Society and media
TO THE QUICK - Jerry Tundag (The Freeman) - September 9, 2016 - 12:00am

When a policeman gets killed or wounded in the line of duty - whether it is during an operation against illegal drugs or while responding to some other crime like a robbery - the news it generates seldom makes it to the front pages, in the case of newspapers, or to the top of the news, in the case of broadcast like radio or tv. Worse, there is little commentary, if at all, that extols the value of law enforcement, and the dangers law enforcers face in serving the public. What preoccupies the news, as well as the commentaries, is the rising body count in the government's relentless campaign against illegal drugs and whether the deaths of illegal drug suspects resulted from operations executed with regularity or were done extrajudicially. Not that these concerns do not deserve airing but that the airing is palpably distorted in favor of the law offender instead of the defender of the law.

To be sure, there are rogue cops, just as there are rogues in every sector or profession. But it is not the rogues that ought to define a calling. It is those who take their jobs to heart, who carry out their duties with a dedication and responsibility, and who sometimes are called to make the supreme sacrifice in order to keep the streets and communities safe for everyone, who ought to characterize a kind of work not everyone is willing to take.

This inverted sense of perspective is largely due to the public's over-dependence on media for a view of reality that the public has apparently stopped determining for itself. Unfortunately, the world has become so preoccupied with things of close personal interest that, almost invariably, it has to rely on the media for everything else, for its daily dose of the other reality - that which lies just outside of work, school, church, family and leisure.

There would have been no problem with that.
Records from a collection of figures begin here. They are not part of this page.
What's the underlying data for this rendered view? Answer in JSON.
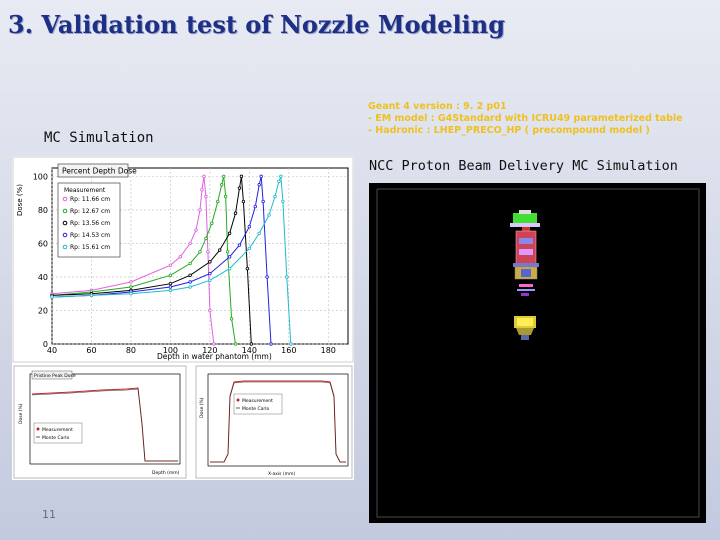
{
  "slide": {
    "title": "3. Validation test of Nozzle Modeling",
    "slide_number": "11"
  },
  "geant4_notes": {
    "line1": "Geant 4 version : 9. 2 p01",
    "line2": "- EM model : G4Standard with ICRU49 parameterized table",
    "line3": "- Hadronic : LHEP_PRECO_HP ( precompound model )"
  },
  "mc_section": {
    "label": "MC Simulation"
  },
  "ncc_section": {
    "label": "NCC Proton Beam Delivery MC Simulation"
  },
  "pdd_chart": {
    "legend_title": "Percent Depth Dose",
    "legend_header": "Measurement",
    "ylabel": "Dose (%)",
    "xlabel": "Depth in water phantom (mm)",
    "x_ticks": [
      "40",
      "60",
      "80",
      "100",
      "120",
      "140",
      "160",
      "180"
    ],
    "y_ticks": [
      "0",
      "20",
      "40",
      "60",
      "80",
      "100"
    ],
    "colors": {
      "series1": "#e060e0",
      "series2": "#22aa22",
      "series3": "#000000",
      "series4": "#2222dd",
      "series5": "#22bbcc"
    }
  },
  "chart_data": {
    "type": "line",
    "title": "Percent Depth Dose",
    "xlabel": "Depth in water phantom (mm)",
    "ylabel": "Dose (%)",
    "xlim": [
      40,
      190
    ],
    "ylim": [
      0,
      105
    ],
    "series": [
      {
        "name": "Rp: 11.66 cm",
        "x": [
          40,
          60,
          80,
          100,
          105,
          110,
          113,
          115,
          116,
          117,
          118,
          119,
          120,
          122
        ],
        "y": [
          30,
          32,
          37,
          47,
          52,
          60,
          68,
          80,
          92,
          100,
          88,
          55,
          20,
          0
        ]
      },
      {
        "name": "Rp: 12.67 cm",
        "x": [
          40,
          60,
          80,
          100,
          110,
          115,
          118,
          121,
          124,
          126,
          127,
          128,
          129,
          131,
          133
        ],
        "y": [
          29,
          31,
          34,
          41,
          48,
          55,
          63,
          72,
          85,
          95,
          100,
          88,
          55,
          15,
          0
        ]
      },
      {
        "name": "Rp: 13.56 cm",
        "x": [
          40,
          60,
          80,
          100,
          110,
          120,
          125,
          130,
          133,
          135,
          136,
          137,
          139,
          141
        ],
        "y": [
          29,
          30,
          32,
          36,
          41,
          49,
          56,
          66,
          78,
          93,
          100,
          85,
          45,
          0
        ]
      },
      {
        "name": "Rp: 14.53 cm",
        "x": [
          40,
          60,
          80,
          100,
          110,
          120,
          130,
          135,
          140,
          143,
          145,
          146,
          147,
          149,
          151
        ],
        "y": [
          28,
          29,
          31,
          34,
          37,
          42,
          52,
          59,
          70,
          82,
          95,
          100,
          85,
          40,
          0
        ]
      },
      {
        "name": "Rp: 15.61 cm",
        "x": [
          40,
          60,
          80,
          100,
          110,
          120,
          130,
          140,
          145,
          150,
          153,
          155,
          156,
          157,
          159,
          161
        ],
        "y": [
          28,
          29,
          30,
          32,
          34,
          38,
          45,
          57,
          66,
          77,
          88,
          97,
          100,
          85,
          40,
          0
        ]
      }
    ]
  },
  "profile_left": {
    "legend_title": "Pristine Peak Dose",
    "legend_items": [
      "Measurement",
      "Monte Carlo"
    ],
    "xlabel": "Depth (mm)",
    "ylabel": "Dose (%)",
    "colors": {
      "measurement": "#cc2222",
      "monte_carlo": "#333333"
    }
  },
  "profile_right": {
    "legend_items": [
      "Measurement",
      "Monte Carlo"
    ],
    "xlabel": "X-axis (mm)",
    "ylabel": "Dose (%)",
    "colors": {
      "measurement": "#cc2222",
      "monte_carlo": "#333333"
    }
  },
  "nozzle": {
    "components": [
      "scatterer-top",
      "range-modulator",
      "first-scatterer",
      "second-scatterer",
      "collimator",
      "aperture"
    ]
  }
}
After all, what comes out of media is a reflection of society itself, of the world in which it revolves. But the media has its own reality. It also revolves in its own world. For the media to remain the media, it must survive the economics of being one. In other words, it is a business that needs to take care of itself. All its zealousness to serve the public interest means nothing if it ceases to exist.

But to exist, media must first sell. And there goes the rub. For it makes perfect business sense to put the stories that sell up front, and the rest of the stories behind them. There is no curtailment of news or information. Just a sorting out of the merchandise. All the things that the public needs to know are still in there. You just need to sift through them in the order that they are packaged.

Again, there would have been no problem with that, except for the tiny little thing about media now defining for the public how it should view reality. For example, is the death of a drug suspect really more important and deserving of public scrutiny than the death of a policeman in the line of duty? There are, of course, as many answers to that as there are people on earth. But as the determination has been left largely to media - people will just have to take what is on page one.

Now that is not exactly a fool-proof way of arriving at reality, whatever that reality may be. People in media are human too. And while they can be objective and impartial and can be trusted to handle the truth fairly well, it is perfectly possible for them to report an apple as a shade too red than it really is, without detracting from the fact that the apple is red.

In other words, stress and emphasis, which can be subjective, can change perspective dramatically without any intent too. The red apple test serves perfectly this point. If the apple is red, there is no reporting it as green without running afoul with the truth as it is. But how red it is is subject to interpretation. It is this interpretation that is crucial for a media-dependent society to determine the direction it takes in making some of life's tough choices.

So where does society stand with regard to the deaths of criminals and the deaths of law enforcers? How society makes its choice on the issue says a lot about its character and its values, and the life it deserves to live, not only for the generations now living, but for the generations that are still coming. And the thing about it is that not even the media can help make that decision. It is one that every Filipino must make for himself.